Once upon a time there was a delightful story connected with the tarantella. The people of the southern Italian seaport of Taranto had discovered that the best way to counter the effects of the deadly local ‘tarantula’ spider was to perform a kind of manic whirling dance.
The diarist Samuel Pepys clearly believed it: in 1662 he recorded a gentleman traveller telling him that at harvest time in Italy ‘fiddlers go up and down the fields everywhere, in expectation of being hired by those that are stung.’
So it is with a sense of weary inevitability that I inform you that 1) the bite of the Taranto wolf spider is not normally deadly, and 2) if it were, dancing wouldn’t help a great deal – apart from providing a temporarily useful distraction, that is.
What a shame.
There’s something about that driven 6/8 rhythm that easily conjures up a desperate life-and-death dance.
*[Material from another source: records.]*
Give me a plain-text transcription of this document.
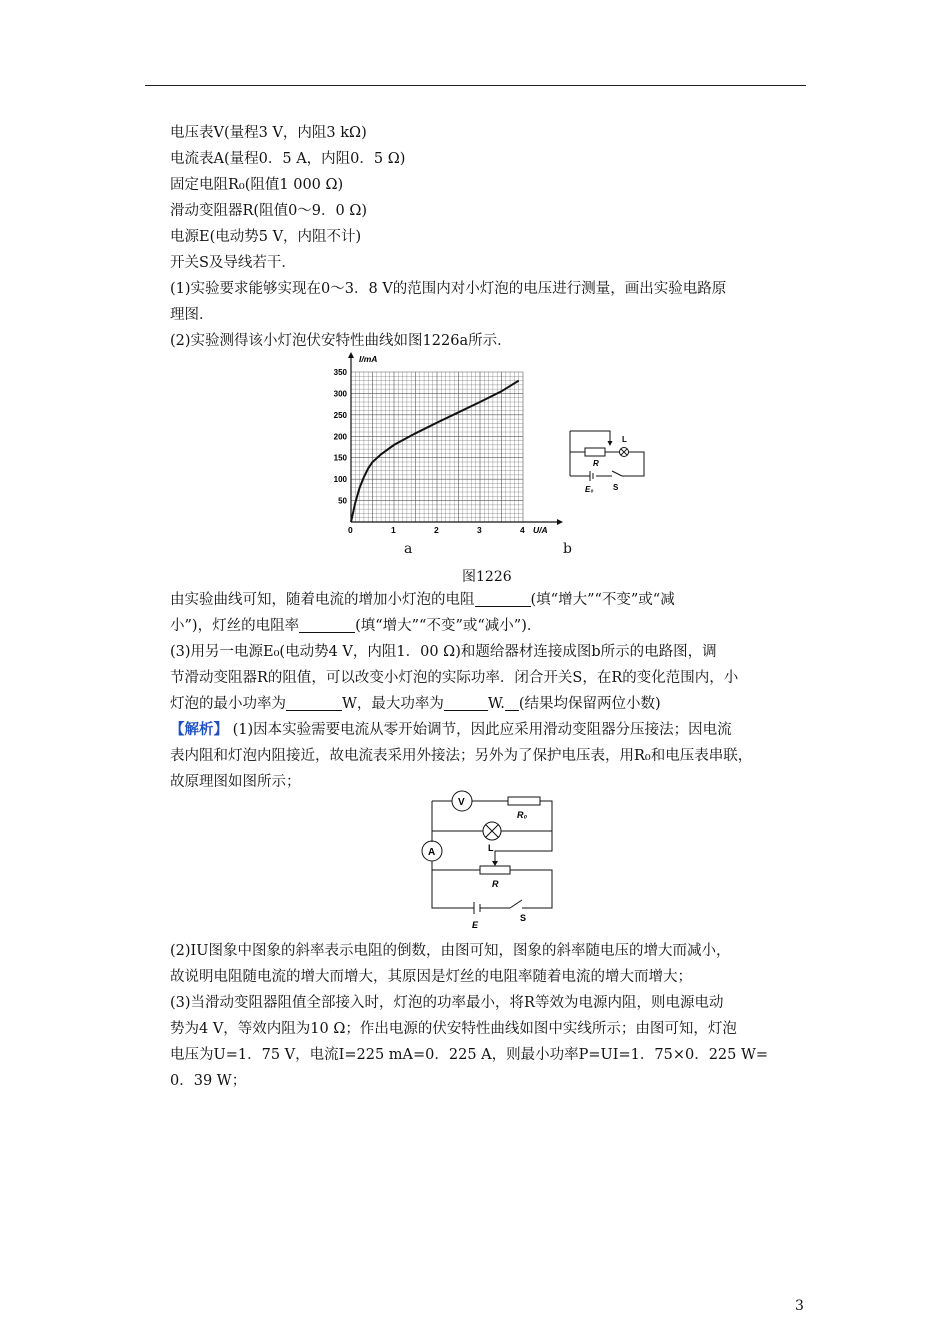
电压表V(量程3 V，内阻3 kΩ)
电流表A(量程0．5 A，内阻0．5 Ω)
固定电阻R₀(阻值1 000 Ω)
滑动变阻器R(阻值0～9．0 Ω)
电源E(电动势5 V，内阻不计)
开关S及导线若干．
(1)实验要求能够实现在0～3．8 V的范围内对小灯泡的电压进行测量，画出实验电路原
理图．
(2)实验测得该小灯泡伏安特性曲线如图1226a所示．
0	1	2	3	4
50
100
150
200
250
300
350
I/mA
U/A
R
L
E₀ S
a	b
图1226
由实验曲线可知，随着电流的增加小灯泡的电阻	(填“增大”“不变”或“减
小”)，灯丝的电阻率	(填“增大”“不变”或“减小”)．
(3)用另一电源E₀(电动势4 V，内阻1．00 Ω)和题给器材连接成图b所示的电路图，调
节滑动变阻器R的阻值，可以改变小灯泡的实际功率．闭合开关S，在R的变化范围内，小
灯泡的最小功率为	W，最大功率为	W. (结果均保留两位小数)
【解析】 (1)因本实验需要电流从零开始调节，因此应采用滑动变阻器分压接法；因电流
表内阻和灯泡内阻接近，故电流表采用外接法；另外为了保护电压表，用R₀和电压表串联，
故原理图如图所示；
V
A
R₀
L
R
E
S
(2)IU图象中图象的斜率表示电阻的倒数，由图可知，图象的斜率随电压的增大而减小，
故说明电阻随电流的增大而增大，其原因是灯丝的电阻率随着电流的增大而增大；
(3)当滑动变阻器阻值全部接入时，灯泡的功率最小，将R等效为电源内阻，则电源电动
势为4 V，等效内阻为10 Ω；作出电源的伏安特性曲线如图中实线所示；由图可知，灯泡
电压为U=1．75 V，电流I=225 mA=0．225 A，则最小功率P=UI=1．75×0．225 W=
0．39 W；
3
As to its musical ingredients, an alternating DA-da DA-da and DA-da-da DA-da-da rhythm is the archetypal tarantella pattern. If some of the rhythms are dotted – ie DA-de-Da (as in the ‘Witches Round Dance’ from Berlioz’s Symphonie Fantastique) – then you’re probably talking about the ‘leaping’ saltarello, apparently a product of Naples.
The famous ‘Saltarello’ finale of Mendelssohn’s Italian Symphony is sometimes described as a tarantella-saltarello hybrid: either way, it still sounds pretty dark and delirious. As does the finale of Schubert’s so-called Death and the Maiden Quartet – not actually described as a tarantella, but it fits both nickname and music beautifully.
But despite the debunkers’ best efforts, the connection of the tarantella to dance-or-die abandonment turns out to have a plausible history after all. It seems, however, to have been the music itself that drove people wild, with the possible assistance of a few carefully selected herbs…
Descriptions of dance-centred Dionysiac rites in Ancient Greece sound very similar – such was the frenzy this kind of dancing induced that the Roman Senate later felt it necessary to ban it – and some scholars suggest that the ‘spider-bite-cure’ story arose as a way of legitimising such disreputable practices.
Whatever, it was a gift for Romantic composers.